Certainly the Finnish angle was worth pursuing. Perhaps he could speak to the senior investigator who handled the case back then, assuming he was still alive. Reading about old cases was always informative, but sometimes certain elements were lost or left out, especially the tiny nuances of a case, the feelings and thoughts of the people running the show. Personal theories would not always be recorded in the official files, particularly if they went against the accepted facts, and even more so once a case was closed with a successful conviction. Nothing beat talking to the actual people on the ground at the time.
He picked up the heavy file and flicked through it until he found the name of the senior investigator. There was no up-to-date contact details obviously, not for a case nearly forty years old, but there was a phone number for the Helsinki Police Foreign Liaison Office.
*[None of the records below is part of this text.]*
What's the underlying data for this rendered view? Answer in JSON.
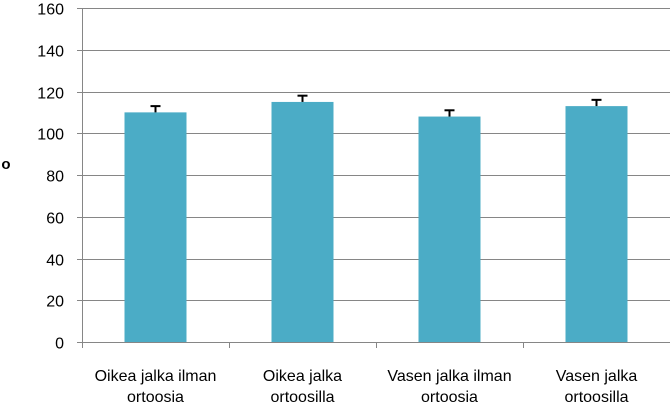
{
  "chart_data": {
    "type": "bar",
    "categories": [
      [
        "Oikea jalka ilman",
        "ortoosia"
      ],
      [
        "Oikea jalka",
        "ortoosilla"
      ],
      [
        "Vasen jalka ilman",
        "ortoosia"
      ],
      [
        "Vasen jalka",
        "ortoosilla"
      ]
    ],
    "series": [
      {
        "values": [
          110,
          115,
          108,
          113
        ],
        "errors": [
          3,
          3,
          3,
          3
        ]
      }
    ],
    "title": "",
    "xlabel": "",
    "ylabel": "o",
    "ylim": [
      0,
      160
    ],
    "yticks": [
      "0",
      "20",
      "40",
      "60",
      "80",
      "100",
      "120",
      "140",
      "160"
    ],
    "grid": true,
    "legend": "none",
    "colors": {
      "bar": "#4BACC6",
      "grid": "#868686",
      "axis": "#868686",
      "errorbar": "#000000"
    }
  }
}
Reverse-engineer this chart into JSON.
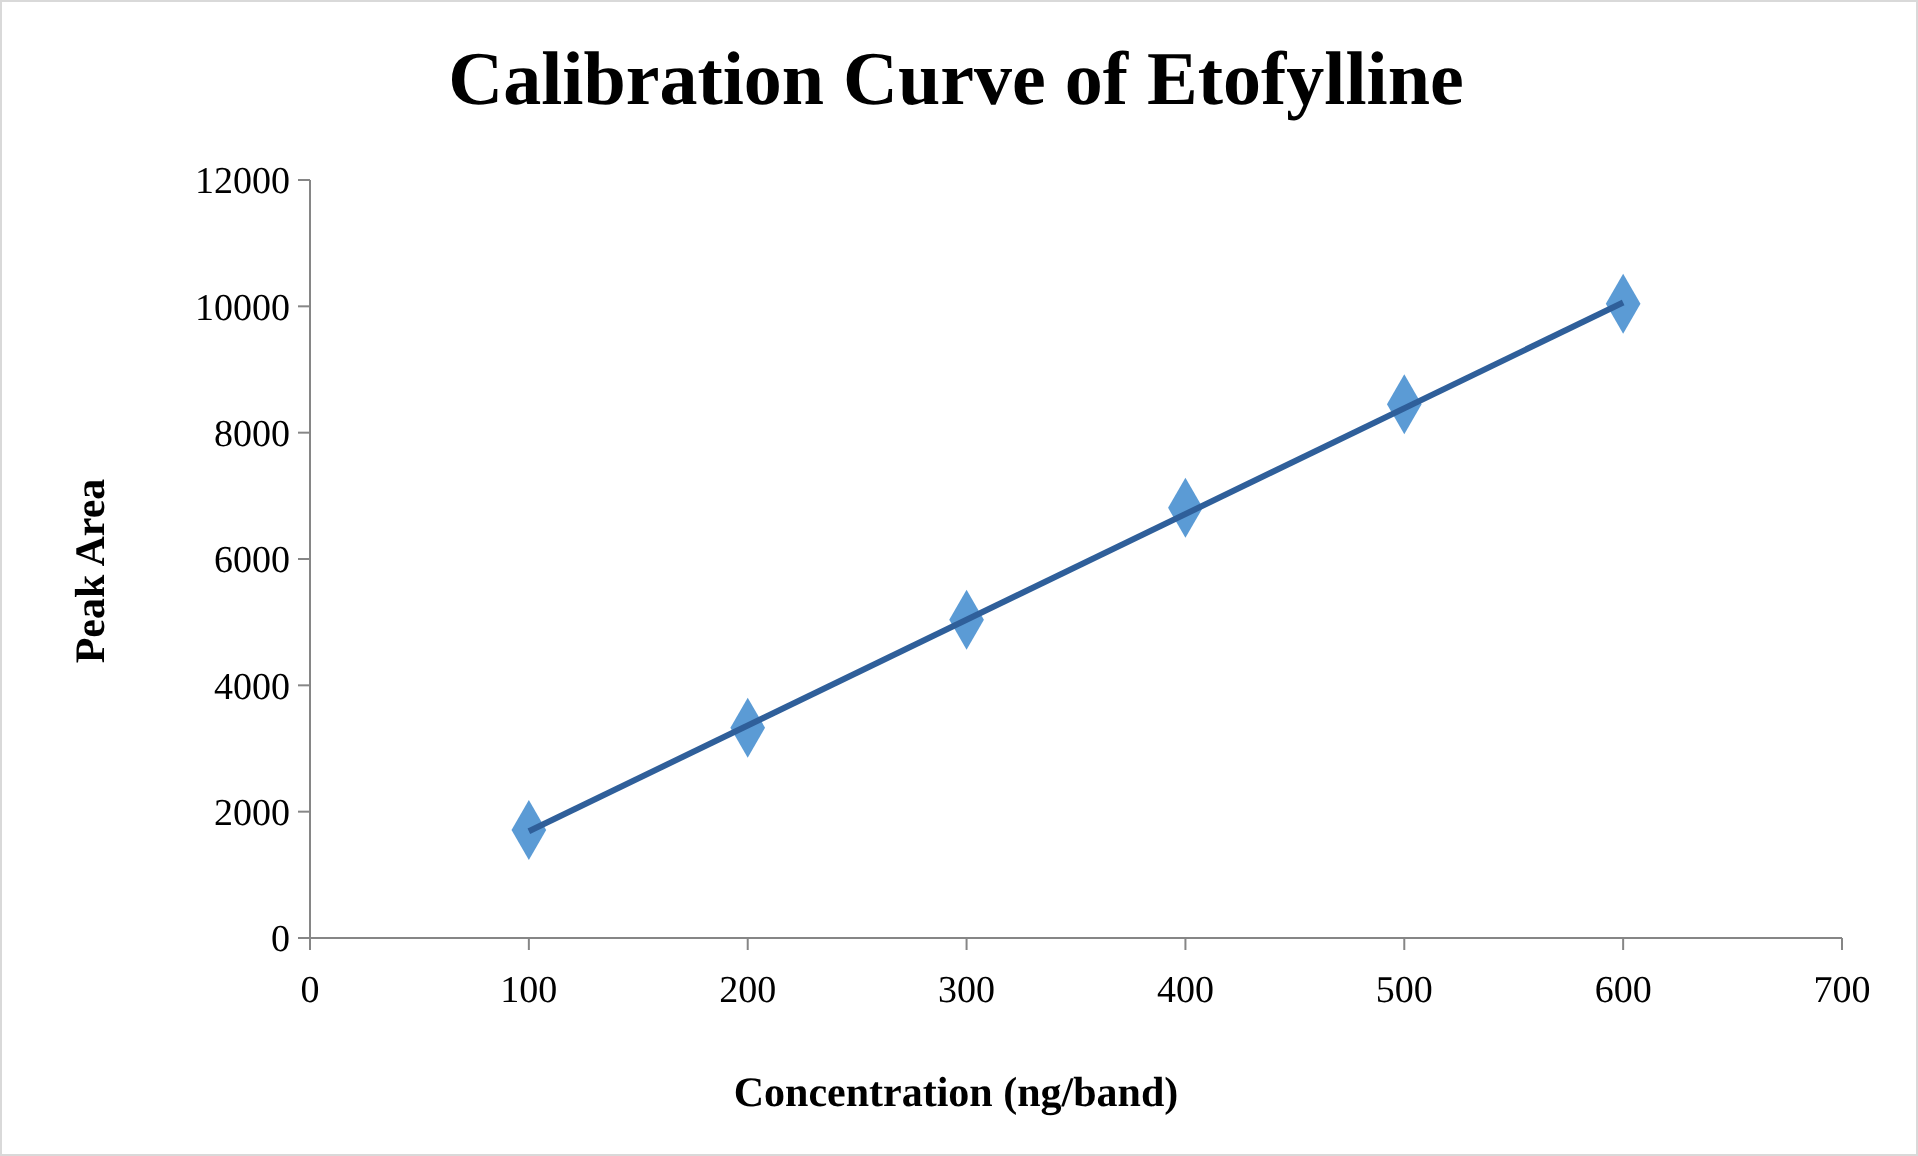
{
  "chart_data": {
    "type": "scatter",
    "title": "Calibration Curve of Etofylline",
    "xlabel": "Concentration (ng/band)",
    "ylabel": "Peak Area",
    "xlim": [
      0,
      700
    ],
    "xticks": [
      0,
      100,
      200,
      300,
      400,
      500,
      600,
      700
    ],
    "ylim": [
      0,
      12000
    ],
    "yticks": [
      0,
      2000,
      4000,
      6000,
      8000,
      10000,
      12000
    ],
    "series": [
      {
        "color": "#5b9bd5",
        "marker": "diamond",
        "x": [
          100,
          200,
          300,
          400,
          500,
          600
        ],
        "values": [
          1710,
          3330,
          5040,
          6810,
          8450,
          10040
        ]
      },
      {
        "type": "line",
        "color": "#2f5f9a",
        "marker": "none",
        "line_style": "solid",
        "x": [
          100,
          600
        ],
        "values": [
          1690,
          10060
        ]
      }
    ]
  }
}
He was about to dial it when he noticed the time – 6:30pm
Best to wait until the morning.
Instead he went back to the segment of the file concerning the woman, Gerdi, the apparent leader of this group. Leader of their cult might be a better way of describing her. A cult with a bizarre and twisted outlook on life, obsessed with the occult.
There were a few more photos of her in addition to the police mugshot and picture of her body hanging in her cell. One showed her being taken into the courtroom, turning and grinning at the crowd of onlookers. Then there were a series of post mortem images, which he skipped through. Another one was taken on a family holiday when she was a young lady of about twenty, bending over to hold the hand of a toddler as they walked along a beach somewhere.
He guessed this must be her own child. Was she married? he wondered.